Сейчас начинаем работы ещё с одним классом сплавов. Делла их нарекла по-сказочному — мифрилами. В детстве хотела сделать себе настоящий эльфийский меч, ну и наткнулась в процессе свободного поиска на весьма интересный принцип формирования сплавов с заранее заданными свойствами. То есть она их не сплавляет, а тоже выращивает. Потом применила их в своих аккумуляторах. Сейчас в лабораториях работают над способом придания им односторонней проводимости, пытаются совладать с магнитной проницаемостью… в том смысле, чтобы управлять ею в процессе работы. И, заодно, обуздать токи Фуко.
— Погоди, Миха! — взмолился Панас. — Я же не академик, чтобы всё это оценить. Так, в силу общей эрудиции допираю до некоторых моментов. Это у вас, программистов, задачи на любой вкус, а у меня картопля да морква, да прополка с подкормкой. Да ещё мегакоты тусуются по соседству, собираются в свой театр.
— Какой театр? — не понял Федька.
— В котловинке, что между нами и Шевченками, сходятся кучей и устраивают всякое сказительство с представлением в лицах. А я всё это пишу и потом делаю художественный перевод на русский.
— Постой! Ну-ка скажи толком, что это за такое за сказительство?
— Ну не знаю… барды, менестрели, скальды или калики перехожие. Трубадурство у них, короче, развито со страшной силой. В общем, поскольку письменности у хвостатых не было, то культура сложилась устная. Вернее — подмигивательно-пантомимическая. И разносят её коты старшего поколения, переходя из прайда в прайд. А неподалеку от Ново-Плесецка им нужно собираться большой толпой, потому что их тут живёт много. Вот и вся недолга.
И, знаете, есть в этих преданиях немало такого, что сохранилось издавна. Скажем, история катастрофы в Высоцке отмечена не менее, чем в двух повествованиях. Да, «Про Кусаку Безухого» и «Как Лямзик остался без хвоста».
«Страна искателей, страна учёных! — мелькнула у Федьки неожиданная мысль. — А у меня Нинка рожает…»
— Слушай, а хомо в эту котловину приходят? — поинтересовался он.
— С соседних ферм частенько ребятня заглядывает. И из города приходит несколько взрослых. Кстати! Последняя новинка как раз про Ремнёво была. О том, как дерево «Бригадир» спорило с наставником Батоном о… — Панас на секунду задумался, потом «полистал» свою мобилку, видимо справляясь с какой-то записью. — … дизассемблеризации для перехода на алгоритмический способ представления кода, — произнёс он торжественно.

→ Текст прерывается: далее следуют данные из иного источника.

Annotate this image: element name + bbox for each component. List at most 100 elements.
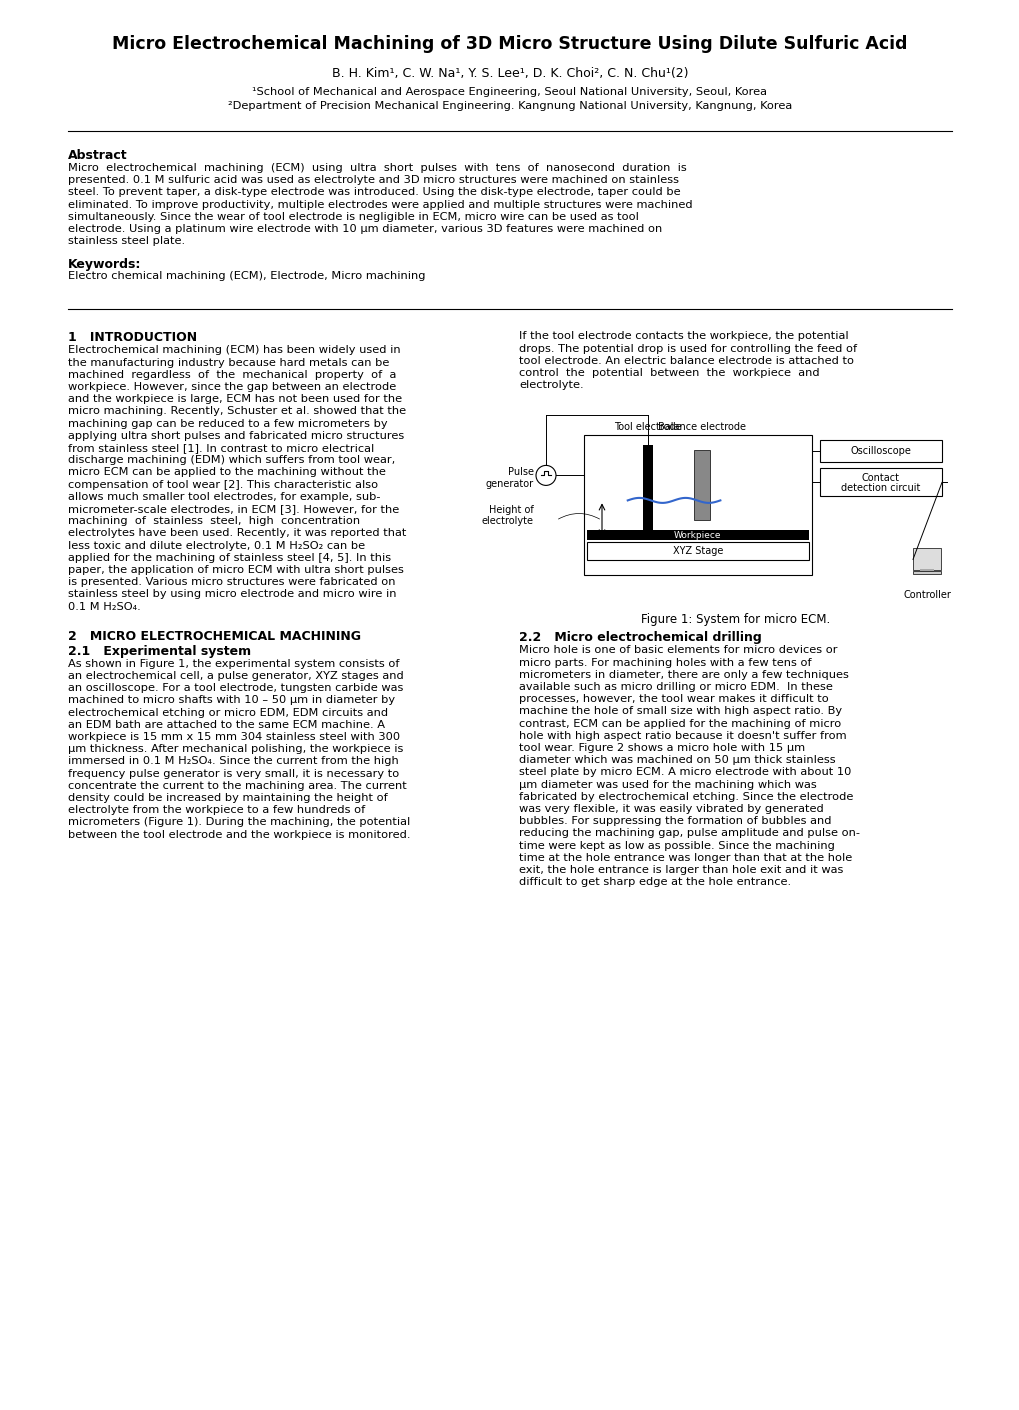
- Text: micrometer-scale electrodes, in ECM [3]. However, for the: micrometer-scale electrodes, in ECM [3].…: [68, 503, 398, 515]
- Text: machine the hole of small size with high aspect ratio. By: machine the hole of small size with high…: [519, 706, 842, 716]
- Text: Figure 1: System for micro ECM.: Figure 1: System for micro ECM.: [640, 613, 829, 626]
- Text: between the tool electrode and the workpiece is monitored.: between the tool electrode and the workp…: [68, 829, 410, 839]
- Text: Keywords:: Keywords:: [68, 258, 142, 271]
- Text: micrometers (Figure 1). During the machining, the potential: micrometers (Figure 1). During the machi…: [68, 818, 410, 828]
- Text: bubbles. For suppressing the formation of bubbles and: bubbles. For suppressing the formation o…: [519, 816, 830, 826]
- Text: machined  regardless  of  the  mechanical  property  of  a: machined regardless of the mechanical pr…: [68, 369, 396, 379]
- Text: steel plate by micro ECM. A micro electrode with about 10: steel plate by micro ECM. A micro electr…: [519, 767, 851, 777]
- Text: an electrochemical cell, a pulse generator, XYZ stages and: an electrochemical cell, a pulse generat…: [68, 671, 404, 681]
- Text: electrochemical etching or micro EDM, EDM circuits and: electrochemical etching or micro EDM, ED…: [68, 708, 388, 718]
- Text: an EDM bath are attached to the same ECM machine. A: an EDM bath are attached to the same ECM…: [68, 719, 384, 730]
- Text: 2.1   Experimental system: 2.1 Experimental system: [68, 644, 251, 658]
- Text: electrolyte from the workpiece to a few hundreds of: electrolyte from the workpiece to a few …: [68, 805, 365, 815]
- Text: processes, however, the tool wear makes it difficult to: processes, however, the tool wear makes …: [519, 694, 828, 704]
- Text: allows much smaller tool electrodes, for example, sub-: allows much smaller tool electrodes, for…: [68, 492, 380, 502]
- Bar: [586, 543, 808, 560]
- Text: drops. The potential drop is used for controlling the feed of: drops. The potential drop is used for co…: [519, 344, 856, 354]
- Text: electrode. Using a platinum wire electrode with 10 μm diameter, various 3D featu: electrode. Using a platinum wire electro…: [68, 224, 661, 234]
- Text: concentrate the current to the machining area. The current: concentrate the current to the machining…: [68, 781, 407, 791]
- Text: micro ECM can be applied to the machining without the: micro ECM can be applied to the machinin…: [68, 467, 385, 478]
- Text: micro parts. For machining holes with a few tens of: micro parts. For machining holes with a …: [519, 657, 811, 667]
- Text: exit, the hole entrance is larger than hole exit and it was: exit, the hole entrance is larger than h…: [519, 864, 843, 876]
- Bar: [694, 450, 709, 520]
- Text: time were kept as low as possible. Since the machining: time were kept as low as possible. Since…: [519, 840, 835, 850]
- Text: If the tool electrode contacts the workpiece, the potential: If the tool electrode contacts the workp…: [519, 331, 848, 341]
- Text: stainless steel by using micro electrode and micro wire in: stainless steel by using micro electrode…: [68, 589, 396, 599]
- Text: Oscilloscope: Oscilloscope: [850, 447, 910, 457]
- Text: density could be increased by maintaining the height of: density could be increased by maintainin…: [68, 792, 387, 804]
- Text: Tool electrode: Tool electrode: [613, 423, 681, 433]
- Text: 1   INTRODUCTION: 1 INTRODUCTION: [68, 331, 197, 344]
- Text: machining gap can be reduced to a few micrometers by: machining gap can be reduced to a few mi…: [68, 419, 387, 429]
- Text: frequency pulse generator is very small, it is necessary to: frequency pulse generator is very small,…: [68, 768, 398, 778]
- Bar: [586, 530, 808, 540]
- Text: Electrochemical machining (ECM) has been widely used in: Electrochemical machining (ECM) has been…: [68, 345, 400, 355]
- Text: compensation of tool wear [2]. This characteristic also: compensation of tool wear [2]. This char…: [68, 479, 378, 489]
- Text: presented. 0.1 M sulfuric acid was used as electrolyte and 3D micro structures w: presented. 0.1 M sulfuric acid was used …: [68, 175, 679, 185]
- Text: and the workpiece is large, ECM has not been used for the: and the workpiece is large, ECM has not …: [68, 395, 401, 405]
- Text: machined to micro shafts with 10 – 50 μm in diameter by: machined to micro shafts with 10 – 50 μm…: [68, 695, 394, 705]
- Text: As shown in Figure 1, the experimental system consists of: As shown in Figure 1, the experimental s…: [68, 658, 399, 668]
- Text: steel. To prevent taper, a disk-type electrode was introduced. Using the disk-ty: steel. To prevent taper, a disk-type ele…: [68, 188, 680, 197]
- Text: contrast, ECM can be applied for the machining of micro: contrast, ECM can be applied for the mac…: [519, 719, 841, 729]
- Text: 0.1 M H₂SO₄.: 0.1 M H₂SO₄.: [68, 602, 141, 612]
- Text: XYZ Stage: XYZ Stage: [672, 547, 722, 557]
- Text: control  the  potential  between  the  workpiece  and: control the potential between the workpi…: [519, 368, 819, 378]
- Text: less toxic and dilute electrolyte, 0.1 M H₂SO₂ can be: less toxic and dilute electrolyte, 0.1 M…: [68, 540, 365, 550]
- Text: is presented. Various micro structures were fabricated on: is presented. Various micro structures w…: [68, 577, 395, 587]
- Text: electrolyte.: electrolyte.: [519, 381, 583, 391]
- Text: workpiece is 15 mm x 15 mm 304 stainless steel with 300: workpiece is 15 mm x 15 mm 304 stainless…: [68, 732, 399, 742]
- Text: Pulse
generator: Pulse generator: [485, 467, 534, 489]
- Text: Abstract: Abstract: [68, 149, 127, 162]
- Text: immersed in 0.1 M H₂SO₄. Since the current from the high: immersed in 0.1 M H₂SO₄. Since the curre…: [68, 756, 398, 767]
- Text: B. H. Kim¹, C. W. Na¹, Y. S. Lee¹, D. K. Choi², C. N. Chu¹(2): B. H. Kim¹, C. W. Na¹, Y. S. Lee¹, D. K.…: [331, 68, 688, 80]
- Text: Micro  electrochemical  machining  (ECM)  using  ultra  short  pulses  with  ten: Micro electrochemical machining (ECM) us…: [68, 164, 686, 173]
- Text: 2   MICRO ELECTROCHEMICAL MACHINING: 2 MICRO ELECTROCHEMICAL MACHINING: [68, 630, 361, 643]
- Text: micrometers in diameter, there are only a few techniques: micrometers in diameter, there are only …: [519, 670, 848, 680]
- Text: tool wear. Figure 2 shows a micro hole with 15 μm: tool wear. Figure 2 shows a micro hole w…: [519, 743, 804, 753]
- Text: detection circuit: detection circuit: [841, 484, 919, 494]
- Text: micro machining. Recently, Schuster et al. showed that the: micro machining. Recently, Schuster et a…: [68, 406, 406, 416]
- Text: electrolytes have been used. Recently, it was reported that: electrolytes have been used. Recently, i…: [68, 529, 406, 539]
- Bar: [819, 440, 942, 462]
- Bar: [642, 446, 652, 530]
- Text: diameter which was machined on 50 μm thick stainless: diameter which was machined on 50 μm thi…: [519, 756, 835, 766]
- Bar: [912, 548, 941, 571]
- Text: ¹School of Mechanical and Aerospace Engineering, Seoul National University, Seou: ¹School of Mechanical and Aerospace Engi…: [253, 87, 766, 97]
- Text: applied for the machining of stainless steel [4, 5]. In this: applied for the machining of stainless s…: [68, 553, 390, 563]
- Text: fabricated by electrochemical etching. Since the electrode: fabricated by electrochemical etching. S…: [519, 792, 853, 802]
- Text: simultaneously. Since the wear of tool electrode is negligible in ECM, micro wir: simultaneously. Since the wear of tool e…: [68, 212, 638, 221]
- Text: Contact: Contact: [861, 474, 899, 484]
- Text: paper, the application of micro ECM with ultra short pulses: paper, the application of micro ECM with…: [68, 565, 404, 575]
- Bar: [912, 571, 941, 574]
- Text: applying ultra short pulses and fabricated micro structures: applying ultra short pulses and fabricat…: [68, 431, 404, 441]
- Text: machining  of  stainless  steel,  high  concentration: machining of stainless steel, high conce…: [68, 516, 360, 526]
- Text: the manufacturing industry because hard metals can be: the manufacturing industry because hard …: [68, 358, 389, 368]
- Text: 2.2   Micro electrochemical drilling: 2.2 Micro electrochemical drilling: [519, 632, 761, 644]
- Text: Electro chemical machining (ECM), Electrode, Micro machining: Electro chemical machining (ECM), Electr…: [68, 271, 425, 282]
- Text: available such as micro drilling or micro EDM.  In these: available such as micro drilling or micr…: [519, 682, 833, 692]
- Text: μm thickness. After mechanical polishing, the workpiece is: μm thickness. After mechanical polishing…: [68, 744, 403, 754]
- Text: was very flexible, it was easily vibrated by generated: was very flexible, it was easily vibrate…: [519, 804, 823, 814]
- Text: μm diameter was used for the machining which was: μm diameter was used for the machining w…: [519, 780, 816, 790]
- Text: hole with high aspect ratio because it doesn't suffer from: hole with high aspect ratio because it d…: [519, 730, 846, 740]
- Text: ²Department of Precision Mechanical Engineering. Kangnung National University, K: ²Department of Precision Mechanical Engi…: [227, 102, 792, 111]
- Text: workpiece. However, since the gap between an electrode: workpiece. However, since the gap betwee…: [68, 382, 395, 392]
- Text: from stainless steel [1]. In contrast to micro electrical: from stainless steel [1]. In contrast to…: [68, 443, 374, 453]
- Text: eliminated. To improve productivity, multiple electrodes were applied and multip: eliminated. To improve productivity, mul…: [68, 200, 692, 210]
- Text: Controller: Controller: [902, 591, 950, 601]
- Bar: [819, 468, 942, 496]
- Bar: [584, 436, 811, 575]
- Text: Micro hole is one of basic elements for micro devices or: Micro hole is one of basic elements for …: [519, 646, 837, 656]
- Text: Workpiece: Workpiece: [674, 532, 720, 540]
- Text: an oscilloscope. For a tool electrode, tungsten carbide was: an oscilloscope. For a tool electrode, t…: [68, 684, 403, 694]
- Text: tool electrode. An electric balance electrode is attached to: tool electrode. An electric balance elec…: [519, 355, 853, 365]
- Text: reducing the machining gap, pulse amplitude and pulse on-: reducing the machining gap, pulse amplit…: [519, 829, 859, 839]
- Text: Micro Electrochemical Machining of 3D Micro Structure Using Dilute Sulfuric Acid: Micro Electrochemical Machining of 3D Mi…: [112, 35, 907, 54]
- Text: difficult to get sharp edge at the hole entrance.: difficult to get sharp edge at the hole …: [519, 877, 791, 887]
- Text: Height of
electrolyte: Height of electrolyte: [482, 505, 534, 526]
- Text: stainless steel plate.: stainless steel plate.: [68, 237, 184, 247]
- Text: Balance electrode: Balance electrode: [657, 423, 746, 433]
- Text: time at the hole entrance was longer than that at the hole: time at the hole entrance was longer tha…: [519, 853, 852, 863]
- Bar: [919, 570, 933, 572]
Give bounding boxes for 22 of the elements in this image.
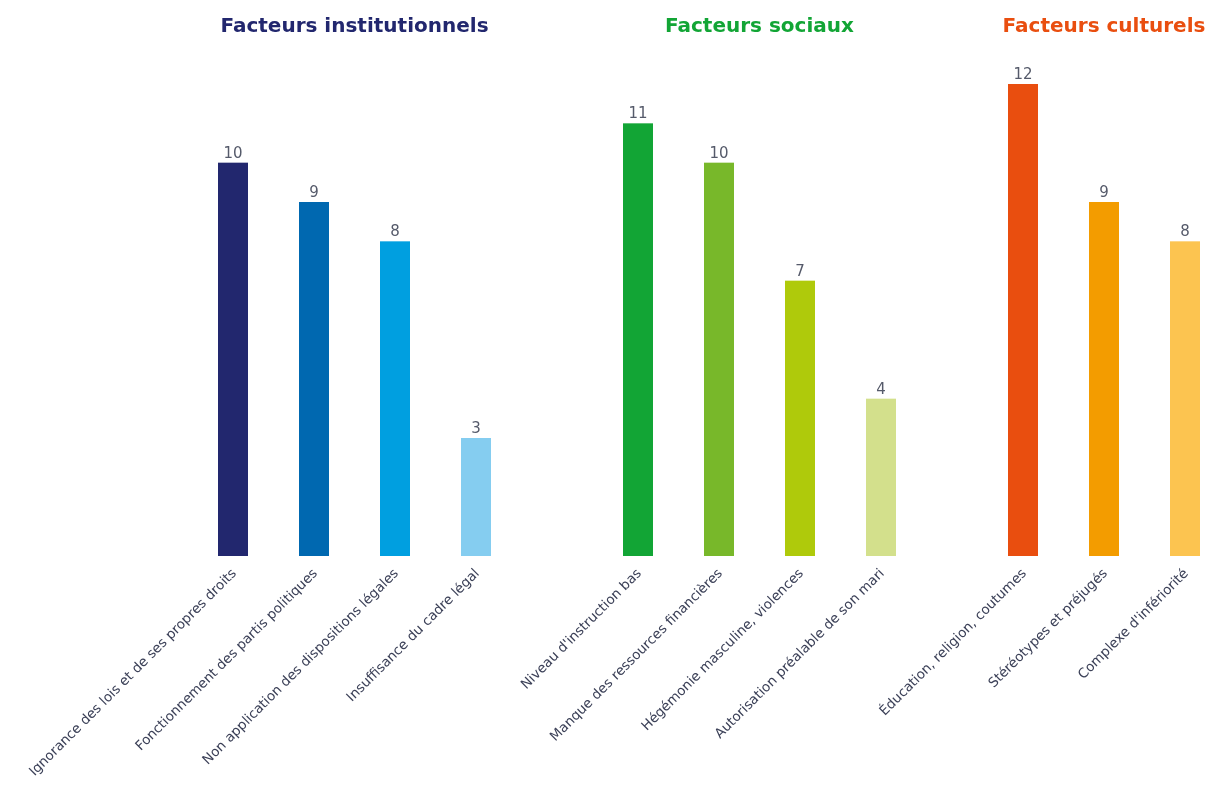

— Случайно не Хром рассказывал? — встрепенулся Миха.
— Мой переводчик перевёл его имя, как «Припадающий», — отозвался Панас. — Но, да, прихрамывал этот кот.
— Так я его знаю, этого Припадающего. Наши парни его как раз Хромом и нарекли. Приходил в школу. Месяца два дрых на лекциях — мы как раз с трансляторами разбирались. Ещё Хлястик с ним был. Но Хлястик, вообще-то, голова. Только усидчивости ему не хватило. А этому усидчивость нафиг не нужна — он вообще лежал, словно тюфяк.
— А этих сказителей у мегакотов много? — Фёдор перевёл разговор в другую плоскость.
— Я десятка три видел. А сколько их всего на материке — того не знаю.
— Может быть какие-то новые легенды про Дерево слышал? — этот момент интересен тем, что так мегакоты называют фермиков.
— Откуда мне знать свежие они, или несвежие? Но бают и о ходячем дереве.